Да-да, как раз туда, где головы скоро полетят. Относительно скоро, конечно…
— Жить будете на «Белорусской», там где ты меня искал, помнишь? Что ещё? Машину сделаем… Ну, а всё остальное в твоих собственных руках. Работай, не будь дураком, и всё у тебя будет хорошо. Главное, чтобы дочь моя счастлива была и радостна. Вопросы?
— Есть, — кивнул я.
— Ну, вот и молодец.
— Нет, в смысле, есть вопросы.
— Ну?
— Сразу жениться не будем. Во-первых, это неосмотрительно, если развод — придётся делить совместно нажитое, а зачем вам со мной делиться?
— А во-вторых?
— А, во-вторых, пусть посмотрит на меня, понаблюдает. Притереться надо. Сейчас многие так делают. Прежде, чем к алтарю идти, живут вместе привыкают друг к другу, чувства проверяют и всё такое. Это практический подход.
— Сразу и не получится. Сначала нужно будет тебя перевести обратно, а на это с месячишко уйдёт, не меньше. Будете письма писать друг дружке, чувства проверять. А потом уже распишетесь. Ясно?
— Я православный, мне венчаться надо.
— Какой ты православный? Ты же комсомолец!
— Одно другому не мешает.
— Так, всё! По существу вопросы есть? Нет! Если что, я тебя лично кастрирую и сдам мусорам. Ещё и статью придумаю поинтереснее.
Вопросы, конечно, были, как не быть? Но сейчас я решил воздержаться. Вся эта история выглядела довольно потешно, казалась неправдоподобной, словно была вытянута со страниц старинных романов про папеньку самодура.
Кончилось всё тем, что Кофман позвонил Радько, а потом загрёб дочь и поехал обедать, а потом и в аэропорт. Правда, самолёт был вечерним, и Элла хотела побольше времени провести со мной, но отец и слушать ничего не захотел.
— Намилуетесь ещё, — заявил он. — Вся жизнь впереди. Ветры перемен уже задули. Просто подумайте и приготовьтесь их принять. Перемены…
Ещё он сказал, чтобы я был готов конкретно к тому, что в ближайшее время меня будут переводить из Верхотомска в столицу.
Должно быть, чувствовал, что я мог переубедить невесту переменить решение. Мне вся эта затея казалась довольно смешной, поскольку жениться, на самом деле, я не собирался. Но если девочке так хотелось поиграть во взрослую и раскрепощённую жизнь — почему бы и нет. Я был уверен, что долго она не выдержит и когда дойдёт дело до ведения хозяйства, взвоет и попросит меня свалить из своей жизни.
Мне же, разумеется, для достижения своих планов было удобнее перемещаться из Москвы. Но работа была нужна, связанная с бесконечными командировками.
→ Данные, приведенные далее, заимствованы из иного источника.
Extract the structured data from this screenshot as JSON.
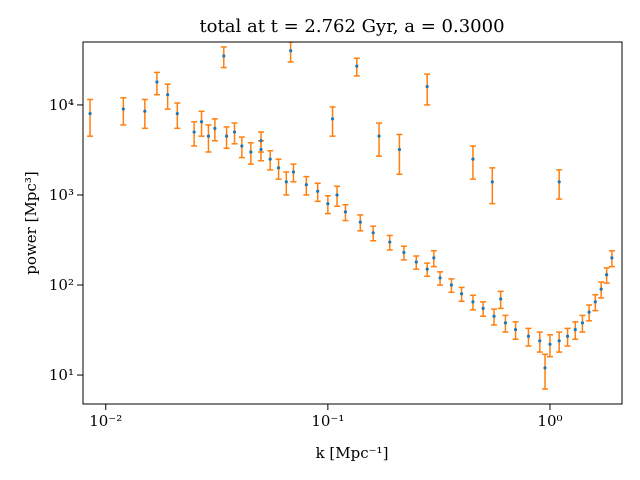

Впрочем, если честно, я полагал, что затея застопорится раньше, на этапе перевода в Москву, например. А Элле переводиться из Москвы в Верхотомск никто не даст.
— С детьми не торопись, дай ей диплом получить, — на прощанье бросил Кофман и вышел из квартиры.
А я отправился в постель досыпать, поскольку ночь выдалась довольно беспокойной. Впрочем, поспать мне не удалось. Только вытянулся и закрыл глаза, зазвонил телефон.
— Алло, — сказал я, подойдя к аппарату и сняв трубку.
— Саня, привет.
— Привет, — ответил я, соображая, кто это.
— Это Саня.
Точно, это был Храпов-младший.
— Привет. С праздником.
— Слушай, мне бы поговорить надо с тобой.